UN SATIGUI SIGNE ET LE CYGNE S’ENVOLE

Je m’excuse pour le titre, mais n’y voyez aucune apologie des denianke. Mais je parle d’un des derniers Satigui, celui qui a signé sans trembler le papier qui a formalisé la lutte des noirs non arabes de Mauritanie : le fameux manifeste des 19. Cet écrit est le père de la conscientisation des masses noires, y compris celle des haratines avec le mouvement El Hor créé en 1978. Oumar Hamady Satigui Sy et ses amis avaient montré la voie de la résistance à toutes formes d’oppression et de domination.

Il s’est envolé comme un cygne le 14 novembre, sur la pointe des pieds, emboitant le pas à Demba Seck décédé la veille.

L’encre solidifiée et endurcie de leurs signatures historiques secoue encore ceux qui comprennent enfin les tentacules de l’arabisation forcée, l’aliénation programmée depuis 1966. Paix à leurs âmes.

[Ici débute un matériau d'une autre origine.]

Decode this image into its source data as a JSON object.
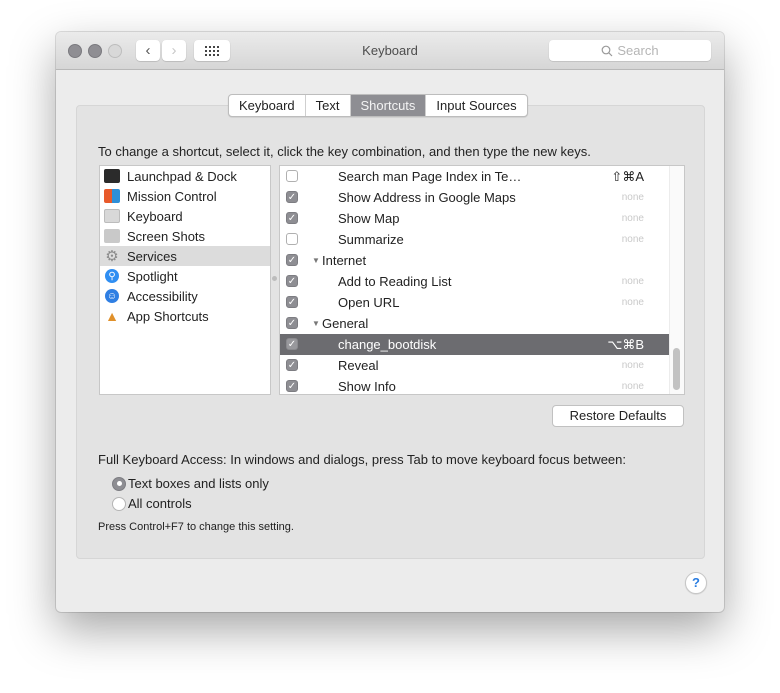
{
  "window": {
    "title": "Keyboard",
    "search_placeholder": "Search"
  },
  "tabs": [
    {
      "label": "Keyboard",
      "active": false
    },
    {
      "label": "Text",
      "active": false
    },
    {
      "label": "Shortcuts",
      "active": true
    },
    {
      "label": "Input Sources",
      "active": false
    }
  ],
  "instructions": "To change a shortcut, select it, click the key combination, and then type the new keys.",
  "categories": [
    {
      "label": "Launchpad & Dock",
      "icon": "launchpad-icon"
    },
    {
      "label": "Mission Control",
      "icon": "mission-control-icon"
    },
    {
      "label": "Keyboard",
      "icon": "keyboard-icon"
    },
    {
      "label": "Screen Shots",
      "icon": "screenshot-icon"
    },
    {
      "label": "Services",
      "icon": "gear-icon",
      "selected": true
    },
    {
      "label": "Spotlight",
      "icon": "spotlight-icon"
    },
    {
      "label": "Accessibility",
      "icon": "accessibility-icon"
    },
    {
      "label": "App Shortcuts",
      "icon": "app-shortcuts-icon"
    }
  ],
  "shortcuts": [
    {
      "label": "Search man Page Index in Te…",
      "checked": false,
      "key": "⇧⌘A",
      "group": false
    },
    {
      "label": "Show Address in Google Maps",
      "checked": true,
      "key": "none",
      "group": false
    },
    {
      "label": "Show Map",
      "checked": true,
      "key": "none",
      "group": false
    },
    {
      "label": "Summarize",
      "checked": false,
      "key": "none",
      "group": false
    },
    {
      "label": "Internet",
      "checked": true,
      "key": "",
      "group": true
    },
    {
      "label": "Add to Reading List",
      "checked": true,
      "key": "none",
      "group": false
    },
    {
      "label": "Open URL",
      "checked": true,
      "key": "none",
      "group": false
    },
    {
      "label": "General",
      "checked": true,
      "key": "",
      "group": true
    },
    {
      "label": "change_bootdisk",
      "checked": true,
      "key": "⌥⌘B",
      "group": false,
      "selected": true
    },
    {
      "label": "Reveal",
      "checked": true,
      "key": "none",
      "group": false
    },
    {
      "label": "Show Info",
      "checked": true,
      "key": "none",
      "group": false
    }
  ],
  "restore_defaults_label": "Restore Defaults",
  "full_keyboard_access": {
    "label": "Full Keyboard Access: In windows and dialogs, press Tab to move keyboard focus between:",
    "options": [
      {
        "label": "Text boxes and lists only",
        "selected": true
      },
      {
        "label": "All controls",
        "selected": false
      }
    ],
    "hint": "Press Control+F7 to change this setting."
  },
  "help_label": "?"
}
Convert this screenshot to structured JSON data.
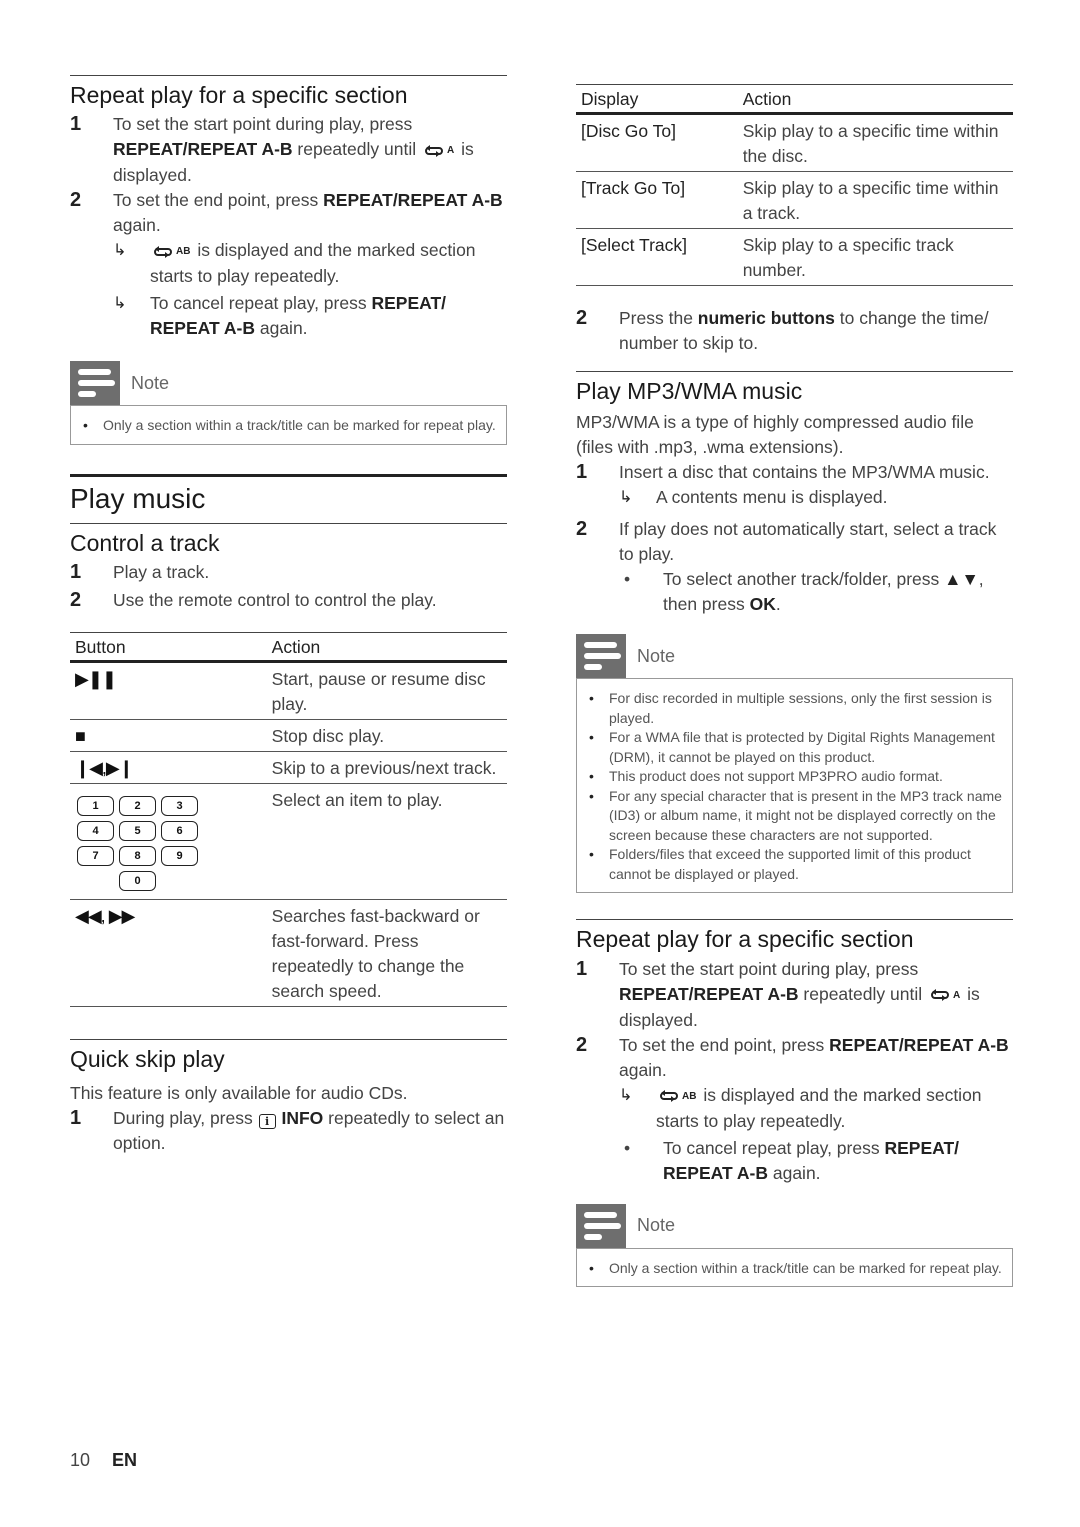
{
  "left": {
    "repeat_section": {
      "title": "Repeat play for a specific section",
      "step1": {
        "num": "1",
        "pre": "To set the start point during play, press ",
        "bold": "REPEAT/REPEAT A-B",
        "mid": " repeatedly until ",
        "icon_sup": "A",
        "post": " is displayed."
      },
      "step2": {
        "num": "2",
        "pre": "To set the end point, press ",
        "bold": "REPEAT/REPEAT A-B",
        "post": " again."
      },
      "result1": {
        "icon_sup": "AB",
        "text": " is displayed and the marked section starts to play repeatedly."
      },
      "result2": {
        "pre": "To cancel repeat play, press ",
        "bold": "REPEAT/ REPEAT A-B",
        "post": " again."
      },
      "note": {
        "label": "Note",
        "items": [
          "Only a section within a track/title can be marked for repeat play."
        ]
      }
    },
    "chapter_title": "Play music",
    "control_track": {
      "title": "Control a track",
      "steps": [
        {
          "num": "1",
          "text": "Play a track."
        },
        {
          "num": "2",
          "text": "Use the remote control to control the play."
        }
      ],
      "table": {
        "headers": [
          "Button",
          "Action"
        ],
        "rows": [
          {
            "button": "▶❚❚",
            "icon": "play-pause-icon",
            "action": "Start, pause or resume disc play."
          },
          {
            "button": "■",
            "icon": "stop-icon",
            "action": "Stop disc play."
          },
          {
            "button": "❙◀,▶❙",
            "icon": "skip-prev-next-icon",
            "action": "Skip to a previous/next track."
          },
          {
            "button": "keypad",
            "icon": "numeric-keypad-icon",
            "action": "Select an item to play.",
            "keys": [
              "1",
              "2",
              "3",
              "4",
              "5",
              "6",
              "7",
              "8",
              "9",
              "0"
            ]
          },
          {
            "button": "◀◀, ▶▶",
            "icon": "fast-backward-forward-icon",
            "action": "Searches fast-backward or fast-forward. Press repeatedly to change the search speed."
          }
        ]
      }
    },
    "quick_skip": {
      "title": "Quick skip play",
      "intro": "This feature is only available for audio CDs.",
      "step1": {
        "num": "1",
        "pre": "During play, press ",
        "icon_glyph": "i",
        "bold": "INFO",
        "post": " repeatedly to select an option."
      }
    }
  },
  "right": {
    "display_table": {
      "headers": [
        "Display",
        "Action"
      ],
      "rows": [
        {
          "display": "[Disc Go To]",
          "action": "Skip play to a specific time within the disc."
        },
        {
          "display": "[Track Go To]",
          "action": "Skip play to a specific time within a track."
        },
        {
          "display": "[Select Track]",
          "action": "Skip play to a specific track number."
        }
      ]
    },
    "step2": {
      "num": "2",
      "pre": "Press the ",
      "bold": "numeric buttons",
      "post": " to change the time/ number to skip to."
    },
    "mp3": {
      "title": "Play MP3/WMA music",
      "intro": "MP3/WMA is a type of highly compressed audio file (files with .mp3, .wma extensions).",
      "step1": {
        "num": "1",
        "text": "Insert a disc that contains the MP3/WMA music."
      },
      "step1_result": "A contents menu is displayed.",
      "step2": {
        "num": "2",
        "text": "If play does not automatically start, select a track to play."
      },
      "step2_bullet": {
        "pre": "To select another track/folder, press ",
        "arrows": "▲▼",
        "mid": ", then press ",
        "bold": "OK",
        "post": "."
      },
      "note": {
        "label": "Note",
        "items": [
          "For disc recorded in multiple sessions, only the first session is played.",
          "For a WMA file that is protected by Digital Rights Management (DRM), it cannot be played on this product.",
          "This product does not support MP3PRO audio format.",
          "For any special character that is present in the MP3 track name (ID3) or album name, it might not be displayed correctly on the screen because these characters are not supported.",
          "Folders/files that exceed the supported limit of this product cannot be displayed or played."
        ]
      }
    },
    "repeat_section": {
      "title": "Repeat play for a specific section",
      "step1": {
        "num": "1",
        "pre": "To set the start point during play, press ",
        "bold": "REPEAT/REPEAT A-B",
        "mid": " repeatedly until ",
        "icon_sup": "A",
        "post": " is displayed."
      },
      "step2": {
        "num": "2",
        "pre": "To set the end point, press ",
        "bold": "REPEAT/REPEAT A-B",
        "post": " again."
      },
      "result1": {
        "icon_sup": "AB",
        "text": " is displayed and the marked section starts to play repeatedly."
      },
      "bullet": {
        "pre": "To cancel repeat play, press ",
        "bold": "REPEAT/ REPEAT A-B",
        "post": " again."
      },
      "note": {
        "label": "Note",
        "items": [
          "Only a section within a track/title can be marked for repeat play."
        ]
      }
    }
  },
  "footer": {
    "page_number": "10",
    "language": "EN"
  },
  "symbols": {
    "result_arrow": "↳",
    "bullet": "•"
  }
}
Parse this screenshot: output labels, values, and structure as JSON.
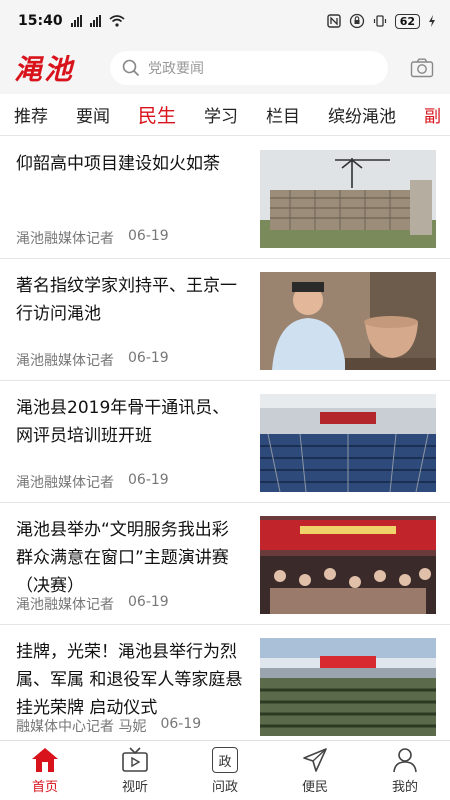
{
  "status": {
    "time": "15:40",
    "battery": "62"
  },
  "header": {
    "logo": "渑池",
    "search_placeholder": "党政要闻"
  },
  "tabs": [
    {
      "label": "推荐",
      "active": false
    },
    {
      "label": "要闻",
      "active": false
    },
    {
      "label": "民生",
      "active": true
    },
    {
      "label": "学习",
      "active": false
    },
    {
      "label": "栏目",
      "active": false
    },
    {
      "label": "缤纷渑池",
      "active": false
    },
    {
      "label": "副",
      "active": false
    }
  ],
  "news": [
    {
      "title": "仰韶高中项目建设如火如荼",
      "source": "渑池融媒体记者",
      "date": "06-19"
    },
    {
      "title": "著名指纹学家刘持平、王京一行访问渑池",
      "source": "渑池融媒体记者",
      "date": "06-19"
    },
    {
      "title": "渑池县2019年骨干通讯员、网评员培训班开班",
      "source": "渑池融媒体记者",
      "date": "06-19"
    },
    {
      "title": "渑池县举办“文明服务我出彩 群众满意在窗口”主题演讲赛（决赛）",
      "source": "渑池融媒体记者",
      "date": "06-19"
    },
    {
      "title": "挂牌，光荣！渑池县举行为烈属、军属 和退役军人等家庭悬挂光荣牌 启动仪式",
      "source": "融媒体中心记者 马妮",
      "date": "06-19"
    }
  ],
  "bottom_nav": [
    {
      "label": "首页",
      "icon": "home-icon",
      "active": true
    },
    {
      "label": "视听",
      "icon": "tv-icon",
      "active": false
    },
    {
      "label": "问政",
      "icon": "zheng-box-icon",
      "icon_text": "政",
      "active": false
    },
    {
      "label": "便民",
      "icon": "send-icon",
      "active": false
    },
    {
      "label": "我的",
      "icon": "user-icon",
      "active": false
    }
  ],
  "colors": {
    "accent": "#d8131b",
    "background": "#f5f5f5"
  }
}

Paradis éternel pour nos chers dix-neuf fondateurs d’une autre Mauritanie juste et équitable.

Satigui n’a jamais mâché ses mots et j’allais l’apprendre à mes dépens en 1991. Son fils, un grand ami, avait passé toute sa journée à m’aider pour évacuer les eaux de pluie devant notre maison. On avait trouvé une idée titanesque et géniale : creuser avec un pic, sur 100 mètres environ, un canal qui allait déverser l’eau sur un goudron sec et avec la bonne pente de ruissellement.Aussitôt dit, aussitôt fait.

Vers 17h, un homme approche et met fin immédiatement aux travaux. C’était notre signataire, le manifeste était sa carte d’identité. On n’attendait pas cette grosse pointure sur notre chantier sans queue ni tête. Pourquoi sa descendance se mettait dans cette tenue pour les fous désirs d’un kane? (rires). On a été obligés d’aller nous rhabiller. Ce n’était pas que par respect des anciens. Cet homme ne pouvait prendre que la bonne décision vu son palmarès en février 1966.

Satigui avait une autorité naturelle et, malgré l’âge et la maladie, sa lucidité était intacte. Il avait rapidement analysé que notre projet était insensé et il nous avait convaincus. Point. Et il avait disparu.

Il avait une descendance de Satigui debouts jusqu’à la mort. Ma chère amie Aïssata, sa fille ainée et trés aimée des mauritaniens déportés au Sénégal. J’ai beaucoup appris de cette dame de fer lors de réunions qui finissaient parfois au petit matin, sans mouture finale d’un document, d’une déclaration,…son fils est un jeune très dynamique, qui s’est forcé à mettre en veilleuse son militantisme afin de décrocher un haut diplôme universitaire à Dakar. Et il est revenu sur le ring avec une tête bien faite. Oui, les successeurs du défunt ont trouvé en lui un modèle éternel d’un Satigui révolté et toujours prêt à mourir pour que meure cet apartheid mauritanien implanté en plein Sahel

Les 3 derniers survivants des 19 devraient être décorés pour bons services rendus à la nation pour avoir diagnostiqué très tôt ce que certains ne voient qu’aujourd’hui avec la loi scélérate d’arabisation de l’éducation nationale.

 

Yoo toon won fooftorde makko

Yoo en ɓooy duwanaade mo e sakkanaade mo

Yoo geno hokku men no muñirden

اللهم اغفر له وارحمه واسكنه فسيح جناتك

 

 

 

15 novembre 2022

Siree Tekruur

Tékrourien (Sud mauritanien)

 

 

 

PS: merci à ma chère petite sœur Safi Kane de m’avoir rappelé ce témoignage nécessaire. Je le le fais à son nom et au nom de tous ceux qui reconnaîtront leurs mots. C’est une immense perte et il faut interpeller le Président de la République pour que les survivants du Manifeste des 19 soient honorés.